Bormo entama son approche. Accroupi et à pas de loup il passa de sa pile de tonneau à un amas de caisses remplies de poisson puis, en un instant, il se cacha derrière le mur d’un entrepôt. Telle une ombre il virevoltait entre chaque relief offert par le port et, quand bien même un des contrebandiers aurait regardé dans sa direction, il n’aurait vu qu’une silhouette informe et furtive se déplacer avec alacrité. Il en aurait conclu que son imagination lui jouait des tours. Heureusement il n’en fut rien car ses camarades n’avaient pas son habileté. Ils étaient soit rapide mais courraient alors debout et sans discrétion, ou alors accroupis mais lent et bien incapable, de réagir en cas d’imprévu. Bormo ne s’en souciait pas. S’ils étaient repérés les Rachnirs lui serviraient de leurre. Ils attireraient à eux ses ennemis et il n’aurait plus qu’à les surprendre. Un crâne fendu suffirait à décourager l’ensemble du groupe. Si tel n’était pas le cas embrocher le suivant provoquerait à coup sûr la déroute chez l’ennemi. Cependant il n’était pas dit que ses camarades en ressortent indemnes et, en cela, il était satisfait qu’ils n’aient pas été découverts.
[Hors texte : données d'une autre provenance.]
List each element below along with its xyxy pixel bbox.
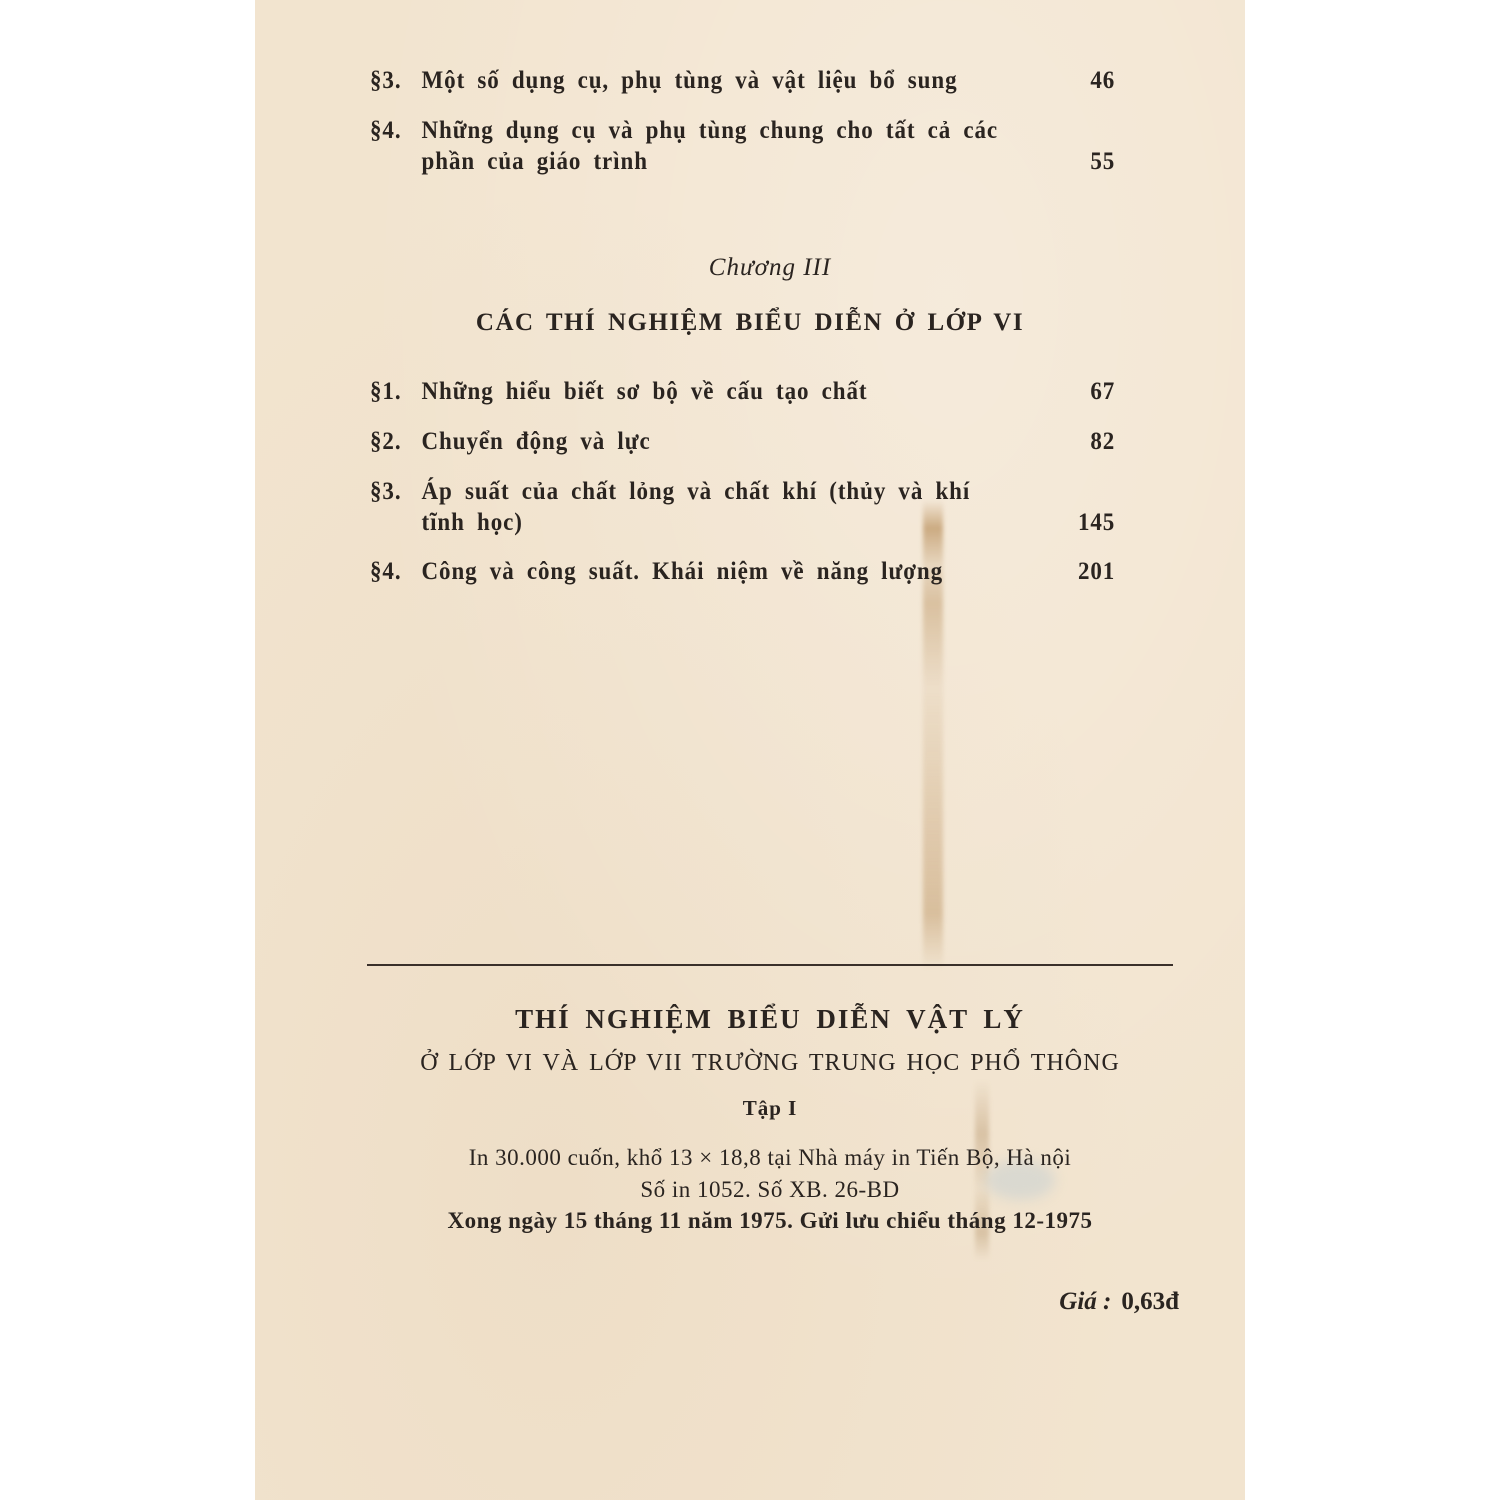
toc-page-number: 55 [1042, 146, 1116, 177]
price-label: Giá : [1059, 1288, 1111, 1315]
print-info: In 30.000 cuốn, khổ 13 × 18,8 tại Nhà má… [275, 1145, 1245, 1171]
toc-entry-title: Những hiểu biết sơ bộ về cấu tạo chất [422, 376, 1066, 407]
toc-section-number: §4. [370, 115, 422, 146]
toc-section-number: §3. [370, 65, 422, 96]
divider-rule [367, 964, 1173, 966]
chapter-label: Chương III [275, 254, 1245, 282]
toc-entry-title-line-1: Những dụng cụ và phụ tùng chung cho tất … [422, 115, 1066, 146]
toc-entry-title-line-2: tĩnh học) [422, 507, 1066, 538]
toc-entry-title: Công và công suất. Khái niệm về năng lượ… [422, 556, 1066, 587]
toc-entry-title: Một số dụng cụ, phụ tùng và vật liệu bổ … [422, 65, 1066, 96]
toc-section-number: §3. [370, 476, 422, 507]
toc-entry-title-line-2: phần của giáo trình [422, 146, 1066, 177]
toc-page-number: 67 [1042, 376, 1116, 407]
completion-date: Xong ngày 15 tháng 11 năm 1975. Gửi lưu … [275, 1208, 1245, 1234]
toc-section-number: §2. [370, 426, 422, 457]
print-numbers: Số in 1052. Số XB. 26-BD [275, 1177, 1245, 1203]
toc-page-number: 46 [1042, 65, 1116, 96]
volume-label: Tập I [275, 1096, 1245, 1121]
toc-entry-title-line-1: Áp suất của chất lỏng và chất khí (thủy … [422, 476, 1066, 507]
toc-entry-title: Chuyển động và lực [422, 426, 1066, 457]
book-title: THÍ NGHIỆM BIỂU DIỄN VẬT LÝ [275, 1004, 1245, 1035]
toc-page-number: 145 [1042, 507, 1116, 538]
book-page: §3. Một số dụng cụ, phụ tùng và vật liệu… [255, 0, 1245, 1500]
price-value: 0,63đ [1121, 1288, 1179, 1315]
toc-section-number: §4. [370, 556, 422, 587]
book-subtitle: Ở LỚP VI VÀ LỚP VII TRƯỜNG TRUNG HỌC PHỔ… [275, 1050, 1245, 1077]
toc-section-number: §1. [370, 376, 422, 407]
toc-page-number: 201 [1042, 556, 1116, 587]
chapter-title: CÁC THÍ NGHIỆM BIỂU DIỄN Ở LỚP VI [255, 309, 1245, 337]
price: Giá :0,63đ [1059, 1288, 1179, 1316]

Ils étaient désormais tous les cinq au plus près de leur cible. Les silhouettes se dessinaient petit à petit sous la lumière des étoiles et de la lune que les nuages laissaient passer par intermittence. Il y avait quatre Akshus et deux Yntaïs, tous étonnements bien équipés avec pourpoint et longue dague. L’éprouvé parcourut leur visage avec désintérêt lorsqu’il réalisa qu’au milieu d’eux s’en trouvait un qu’il connaissait : c’était ce pédant de majordome, cet enfoiré à moustache, cette merde en bas de soi, cette canaille qui le dévisageait systématiquement comme il l’aurait fait avec un chien qui a la rage, ce misérable qui avait l’outrecuidance de le mépriser sans cesse sans même s’en cacher. L’éprouvé se surprit à sourire, celui-là il n’allait pas le manquer. Il ne connaissait même pas son nom mais il se ferait un plaisir de lui enfoncer son sabre dans le bide. Il espérait juste qu’il survive suffisamment longtemps pour réaliser qui l’avait refroidi. Le visage contrit de douleur et empli de rage qu’il s’imaginait justifiait à lui seul toutes les mésaventures qu’il avait enduré depuis son arrivée ici.
Il prévint alors ses compagnons avant de progresser au ras du sol espérant gagner encore quelques mètres avant qu’ils, et par « ils » il pensait à ces balourds de Rachnirs, ne soient découverts. Il progressa furtivement mais, dès le deuxième, pas le manque de légèreté et de discrétion de ses camarades lui sauta aux oreilles. Qu’ils ne soient guère rompus à l’exercice il s’en doutait mais à ce point c’était presque du sabotage. Il se retourna alors pour leur ordonner de faire moins de bruit lorsqu’il vit Orcha avec sa barre de fer en train d’armer son coup. Il n’eut pas le temps de réagir.